High energy density aqueous rechargeable sodium-ion/sulfur batteries in ‘water in salt” electrolyte

Abstract

The discovery of “water in salt” electrolyte (WiSE) has resolved stability window issues of aqueous batteries. However, another aspect of forging ahead is the designing of stable high-capacity electrode materials. Herein, we have manifested a Na-ion/S battery using S@MNC-600 anode in WiSE to achieve a high-capacity of 709.13 mA h g−1 (w.r.t sulfur) with excellent cycling stability even up to 300 cycles at 0.5 C with 98.2 % of coulombic efficiency. Like organic electrolyte, polysulfide dissolution is a primary obstacle in aqueous electrolyte due to the strong polarity and high activity of water.
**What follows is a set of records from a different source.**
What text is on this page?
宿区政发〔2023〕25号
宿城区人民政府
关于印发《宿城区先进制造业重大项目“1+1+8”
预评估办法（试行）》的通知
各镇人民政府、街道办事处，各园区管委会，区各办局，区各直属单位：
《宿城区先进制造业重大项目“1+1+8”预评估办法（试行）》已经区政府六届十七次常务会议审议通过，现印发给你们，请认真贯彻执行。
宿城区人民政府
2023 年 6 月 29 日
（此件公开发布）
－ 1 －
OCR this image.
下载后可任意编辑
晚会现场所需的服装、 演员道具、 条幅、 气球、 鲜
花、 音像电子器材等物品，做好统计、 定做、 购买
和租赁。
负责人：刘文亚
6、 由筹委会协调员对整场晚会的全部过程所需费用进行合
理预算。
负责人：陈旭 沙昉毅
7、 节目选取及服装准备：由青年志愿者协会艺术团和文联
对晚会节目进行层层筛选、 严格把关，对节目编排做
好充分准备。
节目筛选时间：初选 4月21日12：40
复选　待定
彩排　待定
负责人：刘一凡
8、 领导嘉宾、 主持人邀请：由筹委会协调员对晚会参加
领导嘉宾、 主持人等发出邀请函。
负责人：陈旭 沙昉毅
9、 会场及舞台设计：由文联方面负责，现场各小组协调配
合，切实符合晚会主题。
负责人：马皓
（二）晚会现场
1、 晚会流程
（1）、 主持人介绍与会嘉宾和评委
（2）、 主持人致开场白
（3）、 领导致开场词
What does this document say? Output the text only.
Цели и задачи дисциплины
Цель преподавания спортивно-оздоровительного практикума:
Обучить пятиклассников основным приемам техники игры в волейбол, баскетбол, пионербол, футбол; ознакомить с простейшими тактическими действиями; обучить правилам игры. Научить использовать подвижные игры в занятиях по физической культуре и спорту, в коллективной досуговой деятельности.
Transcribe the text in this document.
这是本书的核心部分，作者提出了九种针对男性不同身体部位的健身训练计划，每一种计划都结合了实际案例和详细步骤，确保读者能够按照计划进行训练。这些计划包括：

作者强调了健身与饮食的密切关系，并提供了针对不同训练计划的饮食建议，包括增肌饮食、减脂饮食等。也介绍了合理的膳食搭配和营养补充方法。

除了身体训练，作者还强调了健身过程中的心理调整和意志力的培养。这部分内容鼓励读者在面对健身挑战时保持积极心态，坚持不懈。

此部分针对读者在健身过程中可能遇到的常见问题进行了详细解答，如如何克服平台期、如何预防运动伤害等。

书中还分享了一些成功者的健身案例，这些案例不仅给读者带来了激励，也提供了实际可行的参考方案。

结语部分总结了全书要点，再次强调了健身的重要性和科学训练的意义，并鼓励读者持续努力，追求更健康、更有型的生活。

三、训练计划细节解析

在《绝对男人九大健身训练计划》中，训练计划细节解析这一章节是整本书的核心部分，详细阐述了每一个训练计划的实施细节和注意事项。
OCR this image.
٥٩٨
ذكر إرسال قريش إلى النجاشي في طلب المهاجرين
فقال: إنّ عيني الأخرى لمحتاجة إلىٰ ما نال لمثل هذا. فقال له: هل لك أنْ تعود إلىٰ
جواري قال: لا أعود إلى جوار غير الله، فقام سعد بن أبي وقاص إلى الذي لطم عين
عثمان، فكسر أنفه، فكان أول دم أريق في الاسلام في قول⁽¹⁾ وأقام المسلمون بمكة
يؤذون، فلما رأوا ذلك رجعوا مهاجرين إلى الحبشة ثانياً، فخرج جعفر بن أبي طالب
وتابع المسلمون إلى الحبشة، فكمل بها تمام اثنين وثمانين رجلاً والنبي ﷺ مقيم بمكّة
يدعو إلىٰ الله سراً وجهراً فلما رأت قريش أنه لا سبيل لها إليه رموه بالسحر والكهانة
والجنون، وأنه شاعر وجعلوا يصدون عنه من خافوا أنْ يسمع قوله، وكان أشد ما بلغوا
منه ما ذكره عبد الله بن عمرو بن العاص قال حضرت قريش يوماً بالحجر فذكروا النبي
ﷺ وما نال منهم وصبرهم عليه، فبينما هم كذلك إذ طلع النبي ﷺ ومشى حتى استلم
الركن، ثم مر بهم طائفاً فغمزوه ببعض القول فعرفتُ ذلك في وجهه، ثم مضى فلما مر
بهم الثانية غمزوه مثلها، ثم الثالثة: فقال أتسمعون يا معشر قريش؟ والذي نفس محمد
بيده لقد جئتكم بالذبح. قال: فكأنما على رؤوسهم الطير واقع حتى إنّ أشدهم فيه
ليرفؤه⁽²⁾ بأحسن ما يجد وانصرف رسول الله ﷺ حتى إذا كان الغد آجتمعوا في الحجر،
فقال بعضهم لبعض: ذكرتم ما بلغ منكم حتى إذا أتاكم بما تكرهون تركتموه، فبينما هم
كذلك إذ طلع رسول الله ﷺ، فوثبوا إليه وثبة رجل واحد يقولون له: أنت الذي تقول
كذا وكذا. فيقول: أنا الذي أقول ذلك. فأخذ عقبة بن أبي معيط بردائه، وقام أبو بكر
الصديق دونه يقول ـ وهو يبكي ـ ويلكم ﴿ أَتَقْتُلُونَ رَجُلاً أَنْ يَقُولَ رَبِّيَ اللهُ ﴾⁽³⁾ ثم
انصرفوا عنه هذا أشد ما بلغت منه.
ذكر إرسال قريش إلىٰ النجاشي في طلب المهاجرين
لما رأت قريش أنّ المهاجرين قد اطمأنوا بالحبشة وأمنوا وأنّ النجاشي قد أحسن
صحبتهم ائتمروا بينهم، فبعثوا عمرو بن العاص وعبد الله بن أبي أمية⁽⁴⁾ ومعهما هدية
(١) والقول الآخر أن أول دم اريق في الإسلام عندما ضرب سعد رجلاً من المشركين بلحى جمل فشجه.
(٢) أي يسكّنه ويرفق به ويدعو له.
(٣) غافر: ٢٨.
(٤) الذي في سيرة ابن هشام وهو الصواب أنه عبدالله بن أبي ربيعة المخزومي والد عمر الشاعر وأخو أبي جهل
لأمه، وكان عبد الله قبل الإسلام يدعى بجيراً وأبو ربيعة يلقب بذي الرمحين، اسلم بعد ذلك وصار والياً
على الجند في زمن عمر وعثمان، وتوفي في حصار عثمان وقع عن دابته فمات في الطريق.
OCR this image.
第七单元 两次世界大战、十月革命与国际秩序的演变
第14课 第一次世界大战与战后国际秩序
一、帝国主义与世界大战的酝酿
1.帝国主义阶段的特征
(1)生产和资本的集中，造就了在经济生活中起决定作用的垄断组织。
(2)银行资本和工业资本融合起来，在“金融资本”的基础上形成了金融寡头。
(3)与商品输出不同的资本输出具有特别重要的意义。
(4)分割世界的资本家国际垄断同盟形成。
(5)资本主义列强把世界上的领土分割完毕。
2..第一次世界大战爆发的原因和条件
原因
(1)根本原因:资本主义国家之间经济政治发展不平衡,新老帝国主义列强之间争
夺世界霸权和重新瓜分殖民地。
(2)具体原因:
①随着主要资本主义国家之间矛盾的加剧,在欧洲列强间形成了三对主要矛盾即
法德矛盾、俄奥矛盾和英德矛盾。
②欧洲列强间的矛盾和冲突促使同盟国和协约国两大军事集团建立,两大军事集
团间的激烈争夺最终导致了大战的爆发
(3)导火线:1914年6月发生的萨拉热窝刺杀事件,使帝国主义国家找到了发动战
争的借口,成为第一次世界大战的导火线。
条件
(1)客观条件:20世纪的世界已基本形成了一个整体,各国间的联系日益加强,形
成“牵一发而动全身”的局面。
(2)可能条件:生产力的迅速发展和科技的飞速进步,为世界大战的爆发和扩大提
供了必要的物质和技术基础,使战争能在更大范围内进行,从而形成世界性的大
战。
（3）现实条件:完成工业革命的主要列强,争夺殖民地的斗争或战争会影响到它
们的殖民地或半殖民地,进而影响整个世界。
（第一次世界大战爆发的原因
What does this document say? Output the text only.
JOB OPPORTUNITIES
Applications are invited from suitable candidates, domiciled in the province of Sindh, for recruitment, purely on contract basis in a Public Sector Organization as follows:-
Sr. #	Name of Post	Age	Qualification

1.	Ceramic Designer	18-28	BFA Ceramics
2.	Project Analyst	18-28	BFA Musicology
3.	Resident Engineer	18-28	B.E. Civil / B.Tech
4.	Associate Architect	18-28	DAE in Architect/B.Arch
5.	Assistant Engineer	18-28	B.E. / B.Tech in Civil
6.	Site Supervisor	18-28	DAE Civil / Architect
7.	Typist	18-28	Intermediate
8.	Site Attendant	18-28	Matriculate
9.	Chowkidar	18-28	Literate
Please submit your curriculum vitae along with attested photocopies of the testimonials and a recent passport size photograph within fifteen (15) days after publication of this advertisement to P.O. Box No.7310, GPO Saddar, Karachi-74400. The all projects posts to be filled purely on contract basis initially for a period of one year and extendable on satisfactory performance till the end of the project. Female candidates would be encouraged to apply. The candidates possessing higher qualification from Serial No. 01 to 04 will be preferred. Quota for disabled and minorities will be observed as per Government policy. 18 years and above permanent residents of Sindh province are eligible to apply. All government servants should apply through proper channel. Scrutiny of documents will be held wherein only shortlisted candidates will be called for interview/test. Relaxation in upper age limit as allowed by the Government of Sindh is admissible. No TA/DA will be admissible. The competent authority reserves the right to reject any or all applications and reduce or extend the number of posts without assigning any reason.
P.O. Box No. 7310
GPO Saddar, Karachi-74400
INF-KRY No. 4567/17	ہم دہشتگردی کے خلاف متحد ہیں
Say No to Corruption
In this study, various electrochemical, spectroscopic and visualization studies provide an evidence that polysulfide dissolution is sensitive towardoperating time, C-rates, and depth of discharges, which can be tuned by increasing salt concentration and sluggish kinetics was enhanced by using MNC-600 host. Post analysis demonstrates that high cycling stability in WiSE is due to the formation of stable SEI, consisting of Na2CO3. The full cell assembled with S@MNC-600 anode and Na0.44MnO2 cathode in WiSE delivered 110.6 Wh kg−1 energy density with remarkable stability. Further, a flexible paper-based battery demonstrates a high performance even at various deformations, making it a good contender for future energy storage applications where safety and cost are of high priority.